Un gran pastel del que comen unos pocos

Un gran pastel del que comen unos pocos

I. CUESTA

Ni en el mejor de sus sueños, Fritz Hoffmann-La Roche habría imaginado que aquel laboratorio pequeño que fundó con 28 años para fabricar y vender preparados farmacéuticos, algún día se convertiría en una de las empresas más prósperas del planeta. Poco más de un siglo después de abrir sus puertas por primera vez, Roche encabeza el top 5 de las compañías farmacéuticas, un mercado que en 2012 facturó 335.000 millones de dólares, un 29,8% más que los 235.000 millones del año 2004 y que, además, manejan unos pocos: el 40% está en manos de las diez compañías principales.

Con unas ganancias de casi 50 millones, Roche exhibe toda clase de hitos y hallazgos -entre ellos el más que mítico Valium-, pero no es el único titán farmacéutico. Con ella, la también suiza Novartis, la norteamericana Pfizer, Sanofi, Merck&co y J&J, son las pruebas vivientes de que la farmacéutica es una industria próspera y muy rentable. En forma de conglomerados empresariales, con participaciones y negocios repartidos por todo el mundo, unas y otras se van disputando el liderazgo en una suerte de carrera interminable en el que las vacunas son solo un trocito del enorme pastel que se reparten.

Por más que el negocio de las vacunas viva uno de sus mejores momentos, a las farmacéuticas les sale mucho más rentable vender Clamoxil, Nolotil o Viagra, por poner solo un ejemplo. Según datos publicados por la Organización Mundial de la Salud, las vacunas habían generado en 2010 ventas por valor de 23.000 millones de euros frente a los 5.000 de diez años antes y a los 33.000 que se espera muevan en 2020 pero, aún así, no es la gallina de los huevos de oro. En 2016, a GSK -líder en vacunas con cerca del 23% del mercado- solo le supusieron el 16% de sus beneficios, a años luz de la rentabilidad de otros medicamentos, o de los muchos productos de salud dental o nutrición que comercializa la empresa británica.

En cualquier caso, España es uno de los muchos países que ha ayudado a engordar su cuenta de resultados. El año pasado, el Gobierno firmó con ella, y con la estadounidense Merck, la mayor parte de los contratos para el suministro de las vacunas financiadas por el Estado para los próximos tres años. En total, casi 300 millones de euros a cambio de los cuales se garantiza la disponibilidad del número de dosis necesarias para atender el calendario de vacunación infantil. El concurso lo licita el Ministerio de Sanidad y la compra va destinada a los ministerios de Defensa, Interior y Hacienda y 14 comunidades autónomas, además de Ceuta y Melilla. Todas menos Andalucía, País Vasco y Valencia, que van por libre y cierran sus propios acuerdos con las compañías. ¿La más cara del calendario oficial? La vacuna contra el sarampión, paperas, rubéola y varicela. Esta vez la hemos comprado a 36,7 euros la dosis.

Países y Precios

La DTP. Protege contra la difteria, el tétanos y la tos ferina.
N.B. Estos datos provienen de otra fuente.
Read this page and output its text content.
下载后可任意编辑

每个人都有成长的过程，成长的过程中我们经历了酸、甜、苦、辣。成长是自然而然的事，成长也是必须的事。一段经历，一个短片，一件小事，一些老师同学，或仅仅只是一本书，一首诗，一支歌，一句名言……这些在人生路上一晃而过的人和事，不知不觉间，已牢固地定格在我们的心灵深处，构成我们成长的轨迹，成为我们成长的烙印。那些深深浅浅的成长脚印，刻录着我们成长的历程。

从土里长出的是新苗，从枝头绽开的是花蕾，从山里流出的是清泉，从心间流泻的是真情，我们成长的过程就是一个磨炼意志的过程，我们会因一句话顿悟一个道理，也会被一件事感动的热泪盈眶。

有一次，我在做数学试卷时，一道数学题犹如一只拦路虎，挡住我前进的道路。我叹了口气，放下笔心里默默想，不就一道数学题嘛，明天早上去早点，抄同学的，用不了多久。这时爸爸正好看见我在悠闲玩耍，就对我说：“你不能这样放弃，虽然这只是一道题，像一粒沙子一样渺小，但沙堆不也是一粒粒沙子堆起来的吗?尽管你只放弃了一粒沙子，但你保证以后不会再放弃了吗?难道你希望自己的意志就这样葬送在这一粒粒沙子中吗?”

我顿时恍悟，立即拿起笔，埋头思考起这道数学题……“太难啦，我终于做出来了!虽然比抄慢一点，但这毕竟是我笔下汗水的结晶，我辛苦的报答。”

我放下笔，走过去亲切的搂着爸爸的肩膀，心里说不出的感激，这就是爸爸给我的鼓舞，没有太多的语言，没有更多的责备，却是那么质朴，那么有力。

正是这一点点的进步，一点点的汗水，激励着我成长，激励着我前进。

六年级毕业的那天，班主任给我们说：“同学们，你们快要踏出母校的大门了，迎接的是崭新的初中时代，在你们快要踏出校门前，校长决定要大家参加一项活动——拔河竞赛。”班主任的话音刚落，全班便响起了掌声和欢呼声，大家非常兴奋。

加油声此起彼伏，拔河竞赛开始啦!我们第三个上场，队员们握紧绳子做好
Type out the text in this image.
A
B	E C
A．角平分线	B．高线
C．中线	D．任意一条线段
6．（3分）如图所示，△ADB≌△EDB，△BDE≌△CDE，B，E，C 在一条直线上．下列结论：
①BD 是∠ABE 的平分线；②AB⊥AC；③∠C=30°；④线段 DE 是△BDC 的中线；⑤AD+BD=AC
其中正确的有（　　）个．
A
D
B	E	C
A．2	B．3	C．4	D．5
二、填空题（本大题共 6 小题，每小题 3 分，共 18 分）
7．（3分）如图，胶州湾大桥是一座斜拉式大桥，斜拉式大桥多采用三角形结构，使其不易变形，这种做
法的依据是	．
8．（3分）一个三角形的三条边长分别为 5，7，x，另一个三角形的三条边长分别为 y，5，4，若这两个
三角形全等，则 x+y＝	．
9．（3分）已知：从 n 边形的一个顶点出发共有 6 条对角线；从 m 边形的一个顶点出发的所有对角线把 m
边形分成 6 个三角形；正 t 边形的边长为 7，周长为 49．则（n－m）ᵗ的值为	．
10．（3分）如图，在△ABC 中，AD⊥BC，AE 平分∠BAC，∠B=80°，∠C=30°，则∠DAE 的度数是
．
España y Estados Unidos, pese a que el segundo dobla con creces nuestro PIB per cápita, pagan casi lo mismo: 13,28 euros en España y 13,86 en EE UU.

Polio. La vacuna, que EE UU compra a Sanofi, le cuesta al Gobierno norteamericano 11,4 euros frente a los 6,7 que paga Italia, los 9 de España o los 9,5 de Hungría. Mucho menos paga Unicef, exactamente 0,8 euros.

Hepatitis B. A los norteamericanos la dosis les sale por 11 euros mientras España solo paga 4,9; Portugal 4,4 y a GAVI y la OPS le salen por 0,4 y 0,2 euros, respectivamente. Una diferencia de precios más que sustancial.